DG: Yes, it was serology. She got it correct. I misspoke. 40% of the asymptomatic become seronegative.
VR: Got it.
DG: It’s a good paper. It’s just a paper in Nature Medicine. A lot of what bothered me, a lot of the basis of my concerns, were figure 3 of that paper, where they look at the proportion that are IgG negative during the convalescence phase. Those are the numbers; 60% are IgG positive, these are the asymptomatic, we’ll call them mild. 40% are IgG negative. Then, it’s a lower percent are losing their antibodies. If you look at the slope of everyone, asymptomatic and symptomatic, the slope is going down for both groups.
VR: Okay. Finally, from Richard. “Dear TWiVers, ivermectin was addressed in an earlier TWiV. It’s apparently being used extensively in South America and Asia. Please comment and ask Dr. Griffin if he has any take on use of this medicine for C-19.”
DG: I’m expanding which hospitals I go to. Chuck, I don’t work enough, right? I wanted to add another hospital that I could visit and add to my day. I was over at St. Joseph’s, it’s one of the Catholic Health System hospitals here in the New York area, and as I’m coming new on staff, you meet with the credentialing committee. Actually, one of the people in that committee was like, “So, let me ask you about ivermectin,” and the story was he knew someone who was in South America who got ivermectin and they got better, so obviously, it was the ivermectin.
Vincent, I discussed your wife and Campbell and the fact that if you took 50,000 pills to get to the therapeutic level of ivermectin that was shown in the cell culture. That paper, I hate the title of that paper, the FDA-approved medicine ivermectin is effective for SARS-CoV-2 because it makes it sound like it’s FDA-approved for COVID-19 treatment. Because people all the time say, “Look, it’s FDA-approved.” I’m like, “Yes, not for that.”

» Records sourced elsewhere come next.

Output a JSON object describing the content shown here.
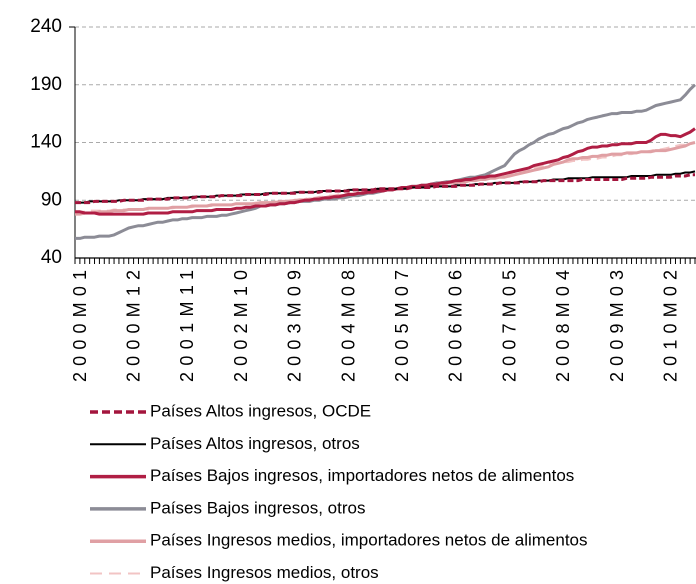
{
  "chart_data": {
    "type": "line",
    "categories": [
      "2000M01",
      null,
      null,
      null,
      null,
      null,
      null,
      null,
      null,
      null,
      null,
      "2000M12",
      null,
      null,
      null,
      null,
      null,
      null,
      null,
      null,
      null,
      null,
      "2001M11",
      null,
      null,
      null,
      null,
      null,
      null,
      null,
      null,
      null,
      null,
      "2002M10",
      null,
      null,
      null,
      null,
      null,
      null,
      null,
      null,
      null,
      null,
      "2003M09",
      null,
      null,
      null,
      null,
      null,
      null,
      null,
      null,
      null,
      null,
      "2004M08",
      null,
      null,
      null,
      null,
      null,
      null,
      null,
      null,
      null,
      null,
      "2005M07",
      null,
      null,
      null,
      null,
      null,
      null,
      null,
      null,
      null,
      null,
      "2006M06",
      null,
      null,
      null,
      null,
      null,
      null,
      null,
      null,
      null,
      null,
      "2007M05",
      null,
      null,
      null,
      null,
      null,
      null,
      null,
      null,
      null,
      null,
      "2008M04",
      null,
      null,
      null,
      null,
      null,
      null,
      null,
      null,
      null,
      null,
      "2009M03",
      null,
      null,
      null,
      null,
      null,
      null,
      null,
      null,
      null,
      null,
      "2010M02",
      null,
      null,
      null,
      null,
      null,
      null
    ],
    "ylim": [
      40,
      240
    ],
    "yticks": [
      40,
      90,
      140,
      190,
      240
    ],
    "grid": true,
    "series": [
      {
        "name": "Países Altos ingresos, OCDE",
        "color": "#a3153d",
        "dashed": true,
        "values": [
          88,
          88,
          88,
          88,
          89,
          89,
          89,
          89,
          89,
          89,
          90,
          90,
          90,
          90,
          90,
          91,
          91,
          91,
          91,
          91,
          92,
          92,
          92,
          92,
          92,
          93,
          93,
          93,
          93,
          93,
          94,
          94,
          94,
          94,
          94,
          95,
          95,
          95,
          95,
          95,
          96,
          96,
          96,
          96,
          96,
          96,
          97,
          97,
          97,
          97,
          97,
          98,
          98,
          98,
          98,
          98,
          98,
          99,
          99,
          99,
          99,
          99,
          100,
          100,
          100,
          100,
          100,
          100,
          100,
          101,
          101,
          101,
          101,
          101,
          102,
          102,
          102,
          102,
          102,
          103,
          103,
          103,
          103,
          104,
          104,
          104,
          104,
          105,
          105,
          105,
          105,
          105,
          106,
          106,
          106,
          106,
          107,
          107,
          107,
          107,
          107,
          107,
          107,
          107,
          108,
          108,
          108,
          108,
          108,
          108,
          108,
          108,
          108,
          109,
          109,
          109,
          109,
          109,
          110,
          110,
          110,
          110,
          110,
          111,
          111,
          111,
          112,
          112
        ]
      },
      {
        "name": "Países Altos ingresos, otros",
        "color": "#000000",
        "dashed": false,
        "values": [
          88,
          88,
          88,
          89,
          89,
          89,
          89,
          89,
          89,
          90,
          90,
          90,
          90,
          90,
          91,
          91,
          91,
          91,
          91,
          92,
          92,
          92,
          92,
          92,
          93,
          93,
          93,
          93,
          93,
          94,
          94,
          94,
          94,
          94,
          95,
          95,
          95,
          95,
          95,
          96,
          96,
          96,
          96,
          96,
          96,
          97,
          97,
          97,
          97,
          97,
          98,
          98,
          98,
          98,
          98,
          98,
          99,
          99,
          99,
          99,
          99,
          99,
          100,
          100,
          100,
          100,
          100,
          100,
          100,
          101,
          101,
          101,
          101,
          102,
          102,
          102,
          102,
          102,
          103,
          103,
          103,
          103,
          104,
          104,
          104,
          104,
          105,
          105,
          105,
          105,
          105,
          106,
          106,
          106,
          106,
          107,
          107,
          107,
          108,
          108,
          108,
          109,
          109,
          109,
          109,
          109,
          110,
          110,
          110,
          110,
          110,
          110,
          110,
          110,
          111,
          111,
          111,
          111,
          111,
          112,
          112,
          112,
          112,
          113,
          113,
          114,
          114,
          115
        ]
      },
      {
        "name": "Países Bajos ingresos, importadores netos de alimentos",
        "color": "#b01e44",
        "dashed": false,
        "values": [
          80,
          80,
          79,
          79,
          79,
          78,
          78,
          78,
          78,
          78,
          78,
          78,
          78,
          78,
          78,
          79,
          79,
          79,
          79,
          79,
          80,
          80,
          80,
          80,
          80,
          81,
          81,
          81,
          81,
          82,
          82,
          82,
          82,
          83,
          83,
          84,
          84,
          85,
          85,
          85,
          86,
          86,
          87,
          87,
          88,
          88,
          89,
          90,
          90,
          91,
          91,
          92,
          92,
          93,
          93,
          94,
          95,
          95,
          96,
          96,
          97,
          97,
          98,
          98,
          99,
          99,
          100,
          101,
          101,
          102,
          102,
          103,
          103,
          104,
          104,
          105,
          105,
          106,
          107,
          107,
          108,
          108,
          109,
          110,
          110,
          111,
          111,
          112,
          113,
          114,
          115,
          116,
          117,
          118,
          120,
          121,
          122,
          123,
          124,
          125,
          127,
          128,
          130,
          132,
          133,
          135,
          136,
          136,
          137,
          137,
          138,
          138,
          139,
          139,
          139,
          140,
          140,
          140,
          142,
          145,
          147,
          147,
          146,
          146,
          145,
          147,
          149,
          152
        ]
      },
      {
        "name": "Países Bajos ingresos, otros",
        "color": "#8c8c96",
        "dashed": false,
        "values": [
          57,
          57,
          58,
          58,
          58,
          59,
          59,
          59,
          60,
          62,
          64,
          66,
          67,
          68,
          68,
          69,
          70,
          71,
          71,
          72,
          73,
          73,
          74,
          74,
          75,
          75,
          75,
          76,
          76,
          76,
          77,
          77,
          78,
          79,
          80,
          81,
          82,
          83,
          85,
          85,
          86,
          86,
          87,
          87,
          88,
          88,
          89,
          89,
          89,
          90,
          90,
          91,
          91,
          91,
          92,
          92,
          93,
          94,
          94,
          95,
          96,
          96,
          97,
          98,
          99,
          99,
          100,
          101,
          101,
          102,
          102,
          103,
          103,
          104,
          105,
          105,
          106,
          106,
          107,
          108,
          109,
          110,
          110,
          111,
          112,
          114,
          116,
          118,
          120,
          125,
          130,
          133,
          135,
          138,
          140,
          143,
          145,
          147,
          148,
          150,
          152,
          153,
          155,
          157,
          158,
          160,
          161,
          162,
          163,
          164,
          165,
          165,
          166,
          166,
          166,
          167,
          167,
          168,
          170,
          172,
          173,
          174,
          175,
          176,
          177,
          181,
          186,
          190
        ]
      },
      {
        "name": "Países Ingresos medios, importadores netos de alimentos",
        "color": "#e0a0a4",
        "dashed": false,
        "values": [
          78,
          78,
          79,
          79,
          79,
          80,
          80,
          80,
          81,
          81,
          81,
          82,
          82,
          82,
          82,
          83,
          83,
          83,
          83,
          83,
          84,
          84,
          84,
          84,
          85,
          85,
          85,
          85,
          86,
          86,
          86,
          86,
          86,
          87,
          87,
          87,
          87,
          87,
          88,
          88,
          88,
          88,
          89,
          89,
          89,
          90,
          90,
          90,
          91,
          91,
          92,
          92,
          93,
          93,
          94,
          94,
          95,
          95,
          96,
          96,
          97,
          97,
          98,
          98,
          99,
          99,
          100,
          100,
          101,
          101,
          102,
          102,
          103,
          103,
          104,
          104,
          105,
          105,
          105,
          106,
          106,
          107,
          107,
          108,
          108,
          109,
          109,
          110,
          110,
          111,
          112,
          113,
          114,
          115,
          116,
          117,
          118,
          119,
          121,
          122,
          123,
          125,
          126,
          126,
          127,
          127,
          128,
          128,
          129,
          129,
          130,
          130,
          130,
          131,
          131,
          131,
          132,
          132,
          132,
          133,
          133,
          133,
          134,
          135,
          136,
          137,
          139,
          140
        ]
      },
      {
        "name": "Países Ingresos medios, otros",
        "color": "#f2c4c4",
        "dashed": true,
        "values": [
          80,
          80,
          80,
          81,
          81,
          81,
          81,
          81,
          82,
          82,
          82,
          82,
          82,
          82,
          82,
          82,
          83,
          83,
          83,
          83,
          83,
          84,
          84,
          84,
          84,
          85,
          85,
          85,
          85,
          86,
          86,
          86,
          86,
          87,
          87,
          87,
          87,
          88,
          88,
          88,
          88,
          89,
          89,
          89,
          90,
          90,
          91,
          91,
          92,
          92,
          93,
          93,
          94,
          94,
          95,
          95,
          96,
          96,
          97,
          97,
          98,
          98,
          99,
          99,
          100,
          100,
          100,
          101,
          101,
          102,
          102,
          103,
          103,
          104,
          104,
          105,
          105,
          106,
          107,
          107,
          108,
          108,
          109,
          109,
          110,
          110,
          111,
          111,
          112,
          113,
          114,
          115,
          116,
          117,
          118,
          119,
          120,
          121,
          121,
          122,
          123,
          123,
          124,
          124,
          125,
          125,
          126,
          126,
          127,
          127,
          128,
          129,
          129,
          130,
          130,
          131,
          132,
          132,
          133,
          134,
          134,
          135,
          136,
          137,
          138,
          138,
          139,
          140
        ]
      }
    ]
  }
}
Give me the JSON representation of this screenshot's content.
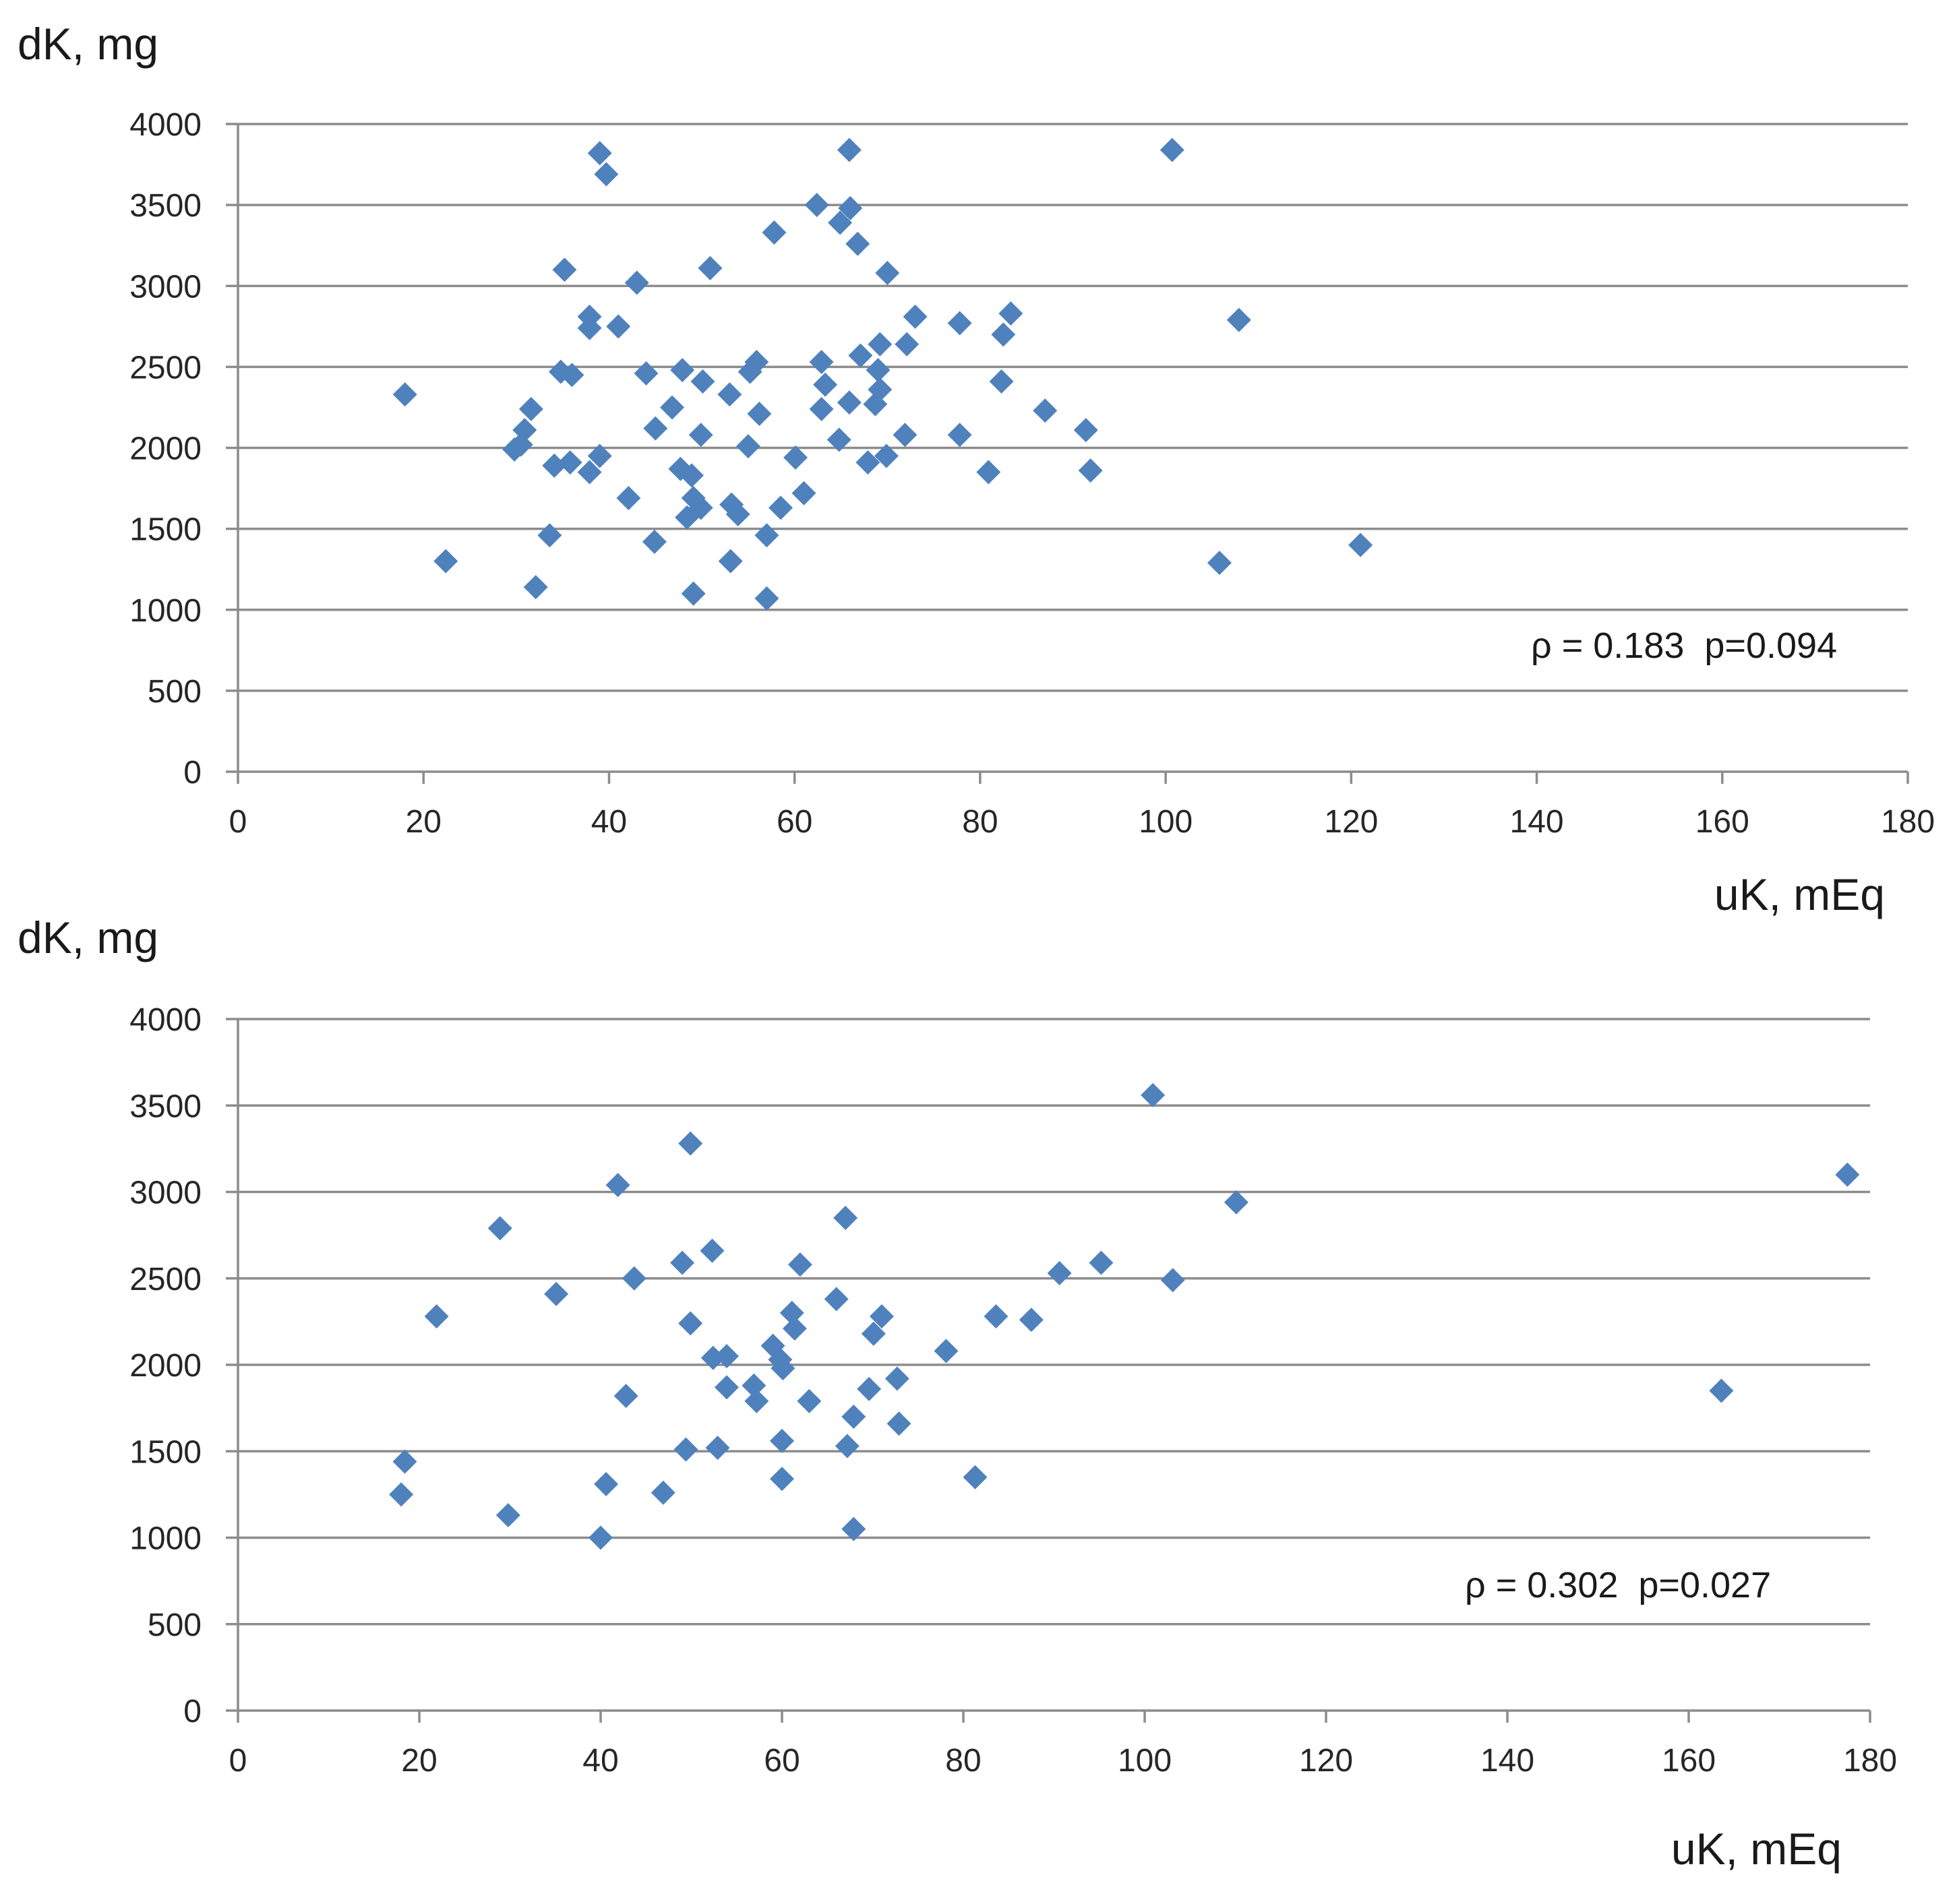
{
  "colors": {
    "marker": "#4F81BD",
    "grid": "#8C8C8C",
    "axis": "#8C8C8C"
  },
  "chart_data": [
    {
      "type": "scatter",
      "ylabel": "dK, mg",
      "xlabel": "uK, mEq",
      "annotation": "ρ = 0.183  p=0.094",
      "xlim": [
        0,
        180
      ],
      "ylim": [
        0,
        4000
      ],
      "x_ticks": [
        0,
        20,
        40,
        60,
        80,
        100,
        120,
        140,
        160,
        180
      ],
      "y_ticks": [
        0,
        500,
        1000,
        1500,
        2000,
        2500,
        3000,
        3500,
        4000
      ],
      "grid": true,
      "x": [
        18.0,
        22.4,
        31.6,
        30.9,
        30.5,
        29.8,
        32.1,
        33.6,
        34.1,
        34.8,
        35.2,
        36.0,
        35.8,
        37.9,
        37.9,
        37.9,
        39.0,
        39.7,
        39.0,
        41.0,
        42.1,
        43.0,
        44.0,
        45.0,
        44.9,
        46.8,
        47.9,
        47.7,
        48.9,
        49.1,
        48.4,
        49.1,
        49.9,
        49.9,
        50.1,
        50.9,
        53.0,
        53.2,
        53.9,
        53.1,
        55.0,
        55.2,
        55.9,
        56.2,
        57.0,
        57.0,
        57.8,
        58.5,
        60.1,
        61.0,
        62.4,
        62.9,
        62.9,
        63.3,
        64.8,
        64.9,
        65.9,
        66.0,
        65.9,
        66.8,
        67.1,
        67.9,
        68.7,
        69.0,
        69.2,
        69.2,
        69.9,
        70.0,
        71.9,
        72.1,
        73.0,
        77.8,
        77.8,
        80.9,
        82.3,
        82.5,
        83.3,
        87.0,
        91.4,
        91.9,
        100.7,
        105.8,
        107.9,
        121.0
      ],
      "y": [
        2330,
        1300,
        2240,
        2110,
        2020,
        1990,
        1140,
        1460,
        1890,
        2470,
        3100,
        2450,
        1910,
        1850,
        2810,
        2740,
        3820,
        3690,
        1950,
        2750,
        1690,
        3020,
        2460,
        2120,
        1420,
        2250,
        2480,
        1870,
        1830,
        1690,
        1570,
        1100,
        1630,
        2080,
        2410,
        3110,
        2330,
        1650,
        1590,
        1300,
        2010,
        2470,
        2530,
        2210,
        1460,
        1070,
        3330,
        1630,
        1940,
        1720,
        3500,
        2240,
        2530,
        2390,
        2050,
        3390,
        3840,
        3480,
        2280,
        3260,
        2570,
        1910,
        2270,
        2480,
        2360,
        2640,
        1950,
        3080,
        2080,
        2640,
        2810,
        2770,
        2080,
        1850,
        2410,
        2700,
        2830,
        2230,
        2110,
        1860,
        3840,
        1290,
        2790,
        1400
      ]
    },
    {
      "type": "scatter",
      "ylabel": "dK, mg",
      "xlabel": "uK, mEq",
      "annotation": "ρ = 0.302  p=0.027",
      "xlim": [
        0,
        180
      ],
      "ylim": [
        0,
        4000
      ],
      "x_ticks": [
        0,
        20,
        40,
        60,
        80,
        100,
        120,
        140,
        160,
        180
      ],
      "y_ticks": [
        0,
        500,
        1000,
        1500,
        2000,
        2500,
        3000,
        3500,
        4000
      ],
      "grid": true,
      "x": [
        18.0,
        18.4,
        21.9,
        28.9,
        29.8,
        35.1,
        40.0,
        40.6,
        41.9,
        42.8,
        43.7,
        46.9,
        49.0,
        49.4,
        49.9,
        49.9,
        52.3,
        52.4,
        52.9,
        53.9,
        53.9,
        56.9,
        57.2,
        59.0,
        59.8,
        60.1,
        60.0,
        60.0,
        61.1,
        61.4,
        62.0,
        63.0,
        66.0,
        67.0,
        67.2,
        67.9,
        67.9,
        69.6,
        70.1,
        71.0,
        72.7,
        72.9,
        78.1,
        81.3,
        83.6,
        87.5,
        90.6,
        95.2,
        100.9,
        103.1,
        110.1,
        163.6,
        177.5
      ],
      "y": [
        1250,
        1440,
        2280,
        2790,
        1130,
        2410,
        1000,
        1310,
        3040,
        1820,
        2500,
        1260,
        2590,
        1510,
        3280,
        2240,
        2660,
        2040,
        1520,
        2050,
        1870,
        1880,
        1790,
        2110,
        2030,
        1980,
        1560,
        1340,
        2300,
        2210,
        2580,
        1790,
        2380,
        2850,
        1530,
        1700,
        1050,
        1860,
        2180,
        2280,
        1920,
        1660,
        2080,
        1350,
        2280,
        2260,
        2530,
        2590,
        3560,
        2490,
        2940,
        1850,
        3100
      ]
    }
  ]
}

It is interesting if you look at some of the physician experiences down in South America. They’ve been using it quite a bit, but again, it’s outside of randomized control trials. “Hey, the people we gave it to who could take oral ivermectin did better than the people who we decided not to give it to.” I’m not sure there’s a lot of, in my mind, science that explains to me why it should work, but it looks like there are going to be some trials so we will probably get some data on ivermectin.
VR: Okay. By the way, St. Joseph’s, is that in Patterson, New Jersey?
DG: You know, there’s a bunch of St. Joseph’s all over the place, but this is St. Joseph’s on Long Island.
VR: Long Island. Okay, because my dad worked at a St. Joseph’s in Patterson, that’s why. It would be funny if you were there.
DG: [chuckles] Yes.
VR: All right. Daniel, thank you again. Have a great weekend.
DG: My pleasure as always.
VR: Chuck, thank you for joining us.
CK: Good to see you both. Be well, Daniel.